Her eyes narrowed as she processed that information. “You’re a single guy. Why do you need a house like this? Never mind. Don’t tell me.” She shook her head in disgust and headed down the stairs.
“Wait up,” Nate called, but she was taking the stairs two at a time in her haste to get away from him. “You asked me a question. At least let me try to explain.”
She stood by the front door, glaring at him. “If I stand here and listen, are you going to tell me the truth? Or are you going to hand me a load of bullshit, like every other man in my life?”
“I will tell you the truth. You’re not going to like it, but I promise, I will not lie to you.”
“Go ahead,” she said. “I can’t wait to hear it.”
“Can we back up a little, to earlier? Starting with what happened in the living room?” he asked.

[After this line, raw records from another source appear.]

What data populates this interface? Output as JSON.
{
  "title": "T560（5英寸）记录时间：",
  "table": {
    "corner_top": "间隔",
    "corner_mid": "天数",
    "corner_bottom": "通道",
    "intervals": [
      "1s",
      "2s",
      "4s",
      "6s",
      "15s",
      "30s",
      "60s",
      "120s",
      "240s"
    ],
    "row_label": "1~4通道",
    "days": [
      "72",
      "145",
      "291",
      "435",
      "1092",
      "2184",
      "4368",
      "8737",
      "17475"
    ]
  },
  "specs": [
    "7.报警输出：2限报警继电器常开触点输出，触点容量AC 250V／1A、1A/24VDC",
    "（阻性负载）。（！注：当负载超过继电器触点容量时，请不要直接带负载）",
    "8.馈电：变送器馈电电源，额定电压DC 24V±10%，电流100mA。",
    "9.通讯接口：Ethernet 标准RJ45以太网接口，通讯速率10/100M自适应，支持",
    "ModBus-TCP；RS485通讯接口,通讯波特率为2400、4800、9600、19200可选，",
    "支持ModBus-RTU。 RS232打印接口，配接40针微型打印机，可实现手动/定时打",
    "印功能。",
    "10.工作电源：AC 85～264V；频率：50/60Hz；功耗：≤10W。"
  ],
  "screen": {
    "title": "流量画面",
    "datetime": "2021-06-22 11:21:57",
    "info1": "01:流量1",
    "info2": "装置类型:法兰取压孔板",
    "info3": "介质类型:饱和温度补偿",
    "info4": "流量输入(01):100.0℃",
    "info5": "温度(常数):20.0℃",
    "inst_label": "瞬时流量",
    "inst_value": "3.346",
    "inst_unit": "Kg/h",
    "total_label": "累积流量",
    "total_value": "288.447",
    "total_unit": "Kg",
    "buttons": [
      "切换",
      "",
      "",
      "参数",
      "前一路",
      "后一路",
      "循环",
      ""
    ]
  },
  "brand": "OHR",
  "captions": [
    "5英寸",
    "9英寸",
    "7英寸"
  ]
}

“Yes. Let’s do start with that kiss. And end with it, too. That was a mistake. I should know better. I do know better, but you caught me at a weak moment.”
“Why?” he asked. “What’s wrong with me kissing you—and you kissing me back, if that’s what we both want?”
“You want a list? Let’s start with the fact that my husband’s ashes aren’t even buried yet. And I don’t even know you. Yeah, I used to, a long time ago, I thought. But I don’t know you now, and I don’t even know if I want to. The last thing I need right now is a hot fling, especially with another smooth operator, wheeler-dealer like you.”
“Hold up!” Nate said, his face reddening. “I know my timing sucks, but didn’t you tell me you and Wendell were getting a divorce? I can slow down if that’s what you want, but let me be clear about something, Riley. I’m not looking for a hot fling, as you put it. I really care about you. Your situation sucks right now, and I’d like to help you out, if you’d let me.”
“No way,” she shot back. She gestured at the house. “You do what you’re gonna do with this place. Buy it, tear it down, build an amusement park, if you want. I’ll take care of myself, thanks very much.”
Nate stood in the open door of the decrepit old house. He watched while she climbed onto the golf cart she’d parked under an old carport. Ri
ley didn’t look back, and this time, he didn’t call out to her. He’d blown it—his last chance to tell her all of it—the whole thing. She’d find out for herself soon enough, and that would be the end of his stupid folly, of thinking that he could have it all—the island, the girl, the family, the life.
35
Parrish parked the car on the street in front of the Baldwin Community Bank. She smoothed the skirt of her navy Prada suit and tucked a loose strand of hair into the severe French twist she’d fashioned earlier that morning.
Then she turned to her best friend, sitting in the passenger seat. “We’re agreed, right? I’ll do the talking. I’ll be calm but firm, and hopefully we’ll manage to snow her into giving us what we want. But you need to know, this might not work. In fact, it probably won’t work.”
“It’ll work. You look terrifying in that suit, and with your hair pulled back like that,” Riley said admiringly. “If you showed up in my office, I’d totally pee my Spanx and then spill my guts.”
“Let’s hope so. It’s a good thing for you that Ed had this old briefcase stashed in the downstairs coat closet. I haven’t carried one of these things in years. Also, you do know you’re the only person in the world who could get me back into panty hose and heels in June, right?”
“I’ll owe you forever,” Riley vowed.
“Okay.” Parrish nodded to herself. “I’m psyched. Let’s do this.”
Parrish’s black Ferragamo high-heeled sling-back pumps clicked across the marble floor of the bank. Tellers turned their heads to watch her progress as Parrish made her way toward the glass-walled office on the far side of the room.
“Uh-oh. Looks like the FDIC,” one of them murmured to her coworker.
Melody Zimmerman was on the phone when the two women glided into her office and seated themselves opposite her desk.
She looked startled to see her visitors and held up a finger to indicate she was otherwise engaged.
“We need to talk,” Parrish said loudly.
Melody frowned, but hurriedly ended her conversation.